Une héroïne toujours aussi attachante
C'est avec grand plaisir que j'ai retrouvé Merit dans ce deuxième tome de la trilogie "La Mémoire du monde" et ceux qui ont aimé le tome I de cette trilogie apprécieront également ce tome II, car nous y retrouvons une Merit toujours aussi courageuse, sensible, s'occupant de sa nombreuse famille, à la recherche de réponses et de la personne à qui elle pourrait donner sa seconde dose d'élixir d'immortalité, lui permettant de l'accompagner dans sa traversée des siècles.
Une petite différence avec le tome précédent : ce deuxième tome me semble plus sombre, comme si les temps devenaient plus durs, ce qui rend Merit d'autant plus émouvante et étonnamment humaine ! Car elle traverse de véritables épreuves, n'ayant même pas l'espoir de la mort comme possible échappatoire à ses tourments. L'une de ces épreuves, celle qui m'a le plus émue, est la mort de sa compagne Lucia (pages 299-309)... oui, oui, vous m'avez bien lue : Merit est tombée amoureuse d'une femme ! Alors, là, je dis bravo ! D'une part parce que ce thème est rarement (voire n'a jamais été ?) abordé dans le cadre d'un roman historique, d'autre part parce que cela est traité avec naturel et finesse.
Une plongée vertigineuse dans l'Histoire
Au début de ce deuxième tome, nous retrouvons Mérit à Rome où, devenue la fille adoptive de Cicéron sous le nom de Marcia Tullia Cicero, elle veille après la mort de Cléopâtre sur le destin de Ptolémée Philadelphe, fils de la reine et de Marc Antoine. Elle n'en oublie pas pour autant ses filles de Judée dont Myriam qui accouche de celui qui deviendra Jésus et dont elle apprend, à son retour de Bretagne, où se sont installés certains membres de sa lignée, qu'il est mort, crucifié. De retour à Rome sous le règne de Néron, elle tombe amoureuse de Lucia, la fille adoptive du futur empereur Vespasien, qui meurt en martyre chrétienne. Revenue à Alexandrie, elle y devient bibliothécaire copiste de la Grande Bibliothèque et y rencontre Hypatie. Des siècles plus tard, on la retrouve à Grenade, Cordoue et Bagdad. Elle voyage jusqu'en Chine et, vers l'an mil, elle devient moine bénédictin et participe à la croisade de Godefroi de Bouillon avec le comte Gilles d'Aughan qui devient son époux et avec lequel elle vivra jusqu'à sa mort à la cour d'Aquitaine.
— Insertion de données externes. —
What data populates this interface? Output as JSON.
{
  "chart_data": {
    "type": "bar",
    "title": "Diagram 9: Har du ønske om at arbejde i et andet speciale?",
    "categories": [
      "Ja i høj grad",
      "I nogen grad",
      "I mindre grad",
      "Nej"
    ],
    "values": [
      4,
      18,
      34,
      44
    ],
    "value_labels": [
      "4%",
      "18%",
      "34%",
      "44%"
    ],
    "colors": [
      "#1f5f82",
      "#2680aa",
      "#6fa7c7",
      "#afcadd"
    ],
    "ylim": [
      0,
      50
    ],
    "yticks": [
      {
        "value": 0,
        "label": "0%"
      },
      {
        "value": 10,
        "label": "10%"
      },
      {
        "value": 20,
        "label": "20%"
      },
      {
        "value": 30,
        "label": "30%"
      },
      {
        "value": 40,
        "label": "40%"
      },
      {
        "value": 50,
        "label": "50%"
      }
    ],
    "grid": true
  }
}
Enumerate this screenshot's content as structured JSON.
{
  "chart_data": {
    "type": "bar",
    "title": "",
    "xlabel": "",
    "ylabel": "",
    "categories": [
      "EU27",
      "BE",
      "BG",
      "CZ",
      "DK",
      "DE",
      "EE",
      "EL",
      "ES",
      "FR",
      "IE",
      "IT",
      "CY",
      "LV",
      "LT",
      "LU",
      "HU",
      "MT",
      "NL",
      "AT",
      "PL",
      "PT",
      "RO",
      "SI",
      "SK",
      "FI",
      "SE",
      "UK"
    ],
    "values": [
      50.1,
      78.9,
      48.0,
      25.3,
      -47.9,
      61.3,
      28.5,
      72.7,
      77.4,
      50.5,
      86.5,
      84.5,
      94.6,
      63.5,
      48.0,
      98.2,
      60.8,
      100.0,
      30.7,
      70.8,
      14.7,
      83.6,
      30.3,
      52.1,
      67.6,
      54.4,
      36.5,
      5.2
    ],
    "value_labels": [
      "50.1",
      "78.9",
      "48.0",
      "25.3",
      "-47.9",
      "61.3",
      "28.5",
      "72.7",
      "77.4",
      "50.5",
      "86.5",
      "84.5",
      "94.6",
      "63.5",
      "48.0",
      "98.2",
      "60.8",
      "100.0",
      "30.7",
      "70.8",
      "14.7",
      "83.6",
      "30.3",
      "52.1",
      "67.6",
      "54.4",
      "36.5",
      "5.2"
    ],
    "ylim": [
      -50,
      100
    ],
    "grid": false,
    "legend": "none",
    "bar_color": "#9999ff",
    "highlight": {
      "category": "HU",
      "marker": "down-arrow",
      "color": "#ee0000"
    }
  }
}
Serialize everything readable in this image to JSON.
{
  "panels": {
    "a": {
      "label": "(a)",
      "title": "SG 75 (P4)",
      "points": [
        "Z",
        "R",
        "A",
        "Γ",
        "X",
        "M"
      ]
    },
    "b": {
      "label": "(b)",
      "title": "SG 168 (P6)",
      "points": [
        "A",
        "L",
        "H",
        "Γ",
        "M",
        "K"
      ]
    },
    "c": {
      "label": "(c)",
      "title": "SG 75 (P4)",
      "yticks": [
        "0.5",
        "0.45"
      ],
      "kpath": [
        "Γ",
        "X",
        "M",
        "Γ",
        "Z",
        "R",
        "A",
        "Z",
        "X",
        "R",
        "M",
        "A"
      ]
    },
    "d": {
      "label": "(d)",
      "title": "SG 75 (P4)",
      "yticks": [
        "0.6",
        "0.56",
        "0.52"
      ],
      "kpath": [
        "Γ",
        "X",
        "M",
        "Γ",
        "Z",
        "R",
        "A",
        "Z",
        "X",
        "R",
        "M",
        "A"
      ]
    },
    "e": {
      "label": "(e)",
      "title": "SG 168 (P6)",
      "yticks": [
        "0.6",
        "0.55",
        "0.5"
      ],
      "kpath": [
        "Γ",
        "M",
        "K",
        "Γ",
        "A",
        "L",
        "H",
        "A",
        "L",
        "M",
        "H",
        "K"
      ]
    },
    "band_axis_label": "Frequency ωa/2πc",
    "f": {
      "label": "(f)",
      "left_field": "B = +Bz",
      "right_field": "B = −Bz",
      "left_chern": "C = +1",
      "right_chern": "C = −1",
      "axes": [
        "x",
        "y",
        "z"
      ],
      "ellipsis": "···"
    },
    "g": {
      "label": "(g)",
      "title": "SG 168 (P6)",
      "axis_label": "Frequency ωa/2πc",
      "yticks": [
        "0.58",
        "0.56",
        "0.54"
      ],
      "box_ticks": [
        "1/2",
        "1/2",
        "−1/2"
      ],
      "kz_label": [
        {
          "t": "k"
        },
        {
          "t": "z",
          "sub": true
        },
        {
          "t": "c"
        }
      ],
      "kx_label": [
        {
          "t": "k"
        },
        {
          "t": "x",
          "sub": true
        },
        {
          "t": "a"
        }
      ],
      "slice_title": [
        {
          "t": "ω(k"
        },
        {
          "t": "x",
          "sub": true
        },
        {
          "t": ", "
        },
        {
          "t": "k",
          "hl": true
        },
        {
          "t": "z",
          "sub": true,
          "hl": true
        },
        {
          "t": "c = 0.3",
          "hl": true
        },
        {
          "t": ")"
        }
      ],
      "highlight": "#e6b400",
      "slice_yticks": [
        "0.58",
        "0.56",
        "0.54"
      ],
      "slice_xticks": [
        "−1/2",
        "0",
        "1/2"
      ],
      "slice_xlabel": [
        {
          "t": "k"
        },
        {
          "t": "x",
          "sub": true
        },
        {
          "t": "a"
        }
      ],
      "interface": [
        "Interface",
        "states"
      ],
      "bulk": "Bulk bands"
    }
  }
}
Cette vertigineuse et impressionnante remontée dans le temps, c'est à une jeune étudiante qu'elle en confie le récit, sur un lit d'hôpital, une jeune fille qui pourrait être l'une de ses descendantes ! Une héroïne plongée dans l'Histoire, puisque l'auteur parvient brillamment à toujours la raccrocher aux événements historiques sans que cela semble artificiel ou tiré par les cheveux. L'épisode de l'incendie de Rome en est un bon exemple.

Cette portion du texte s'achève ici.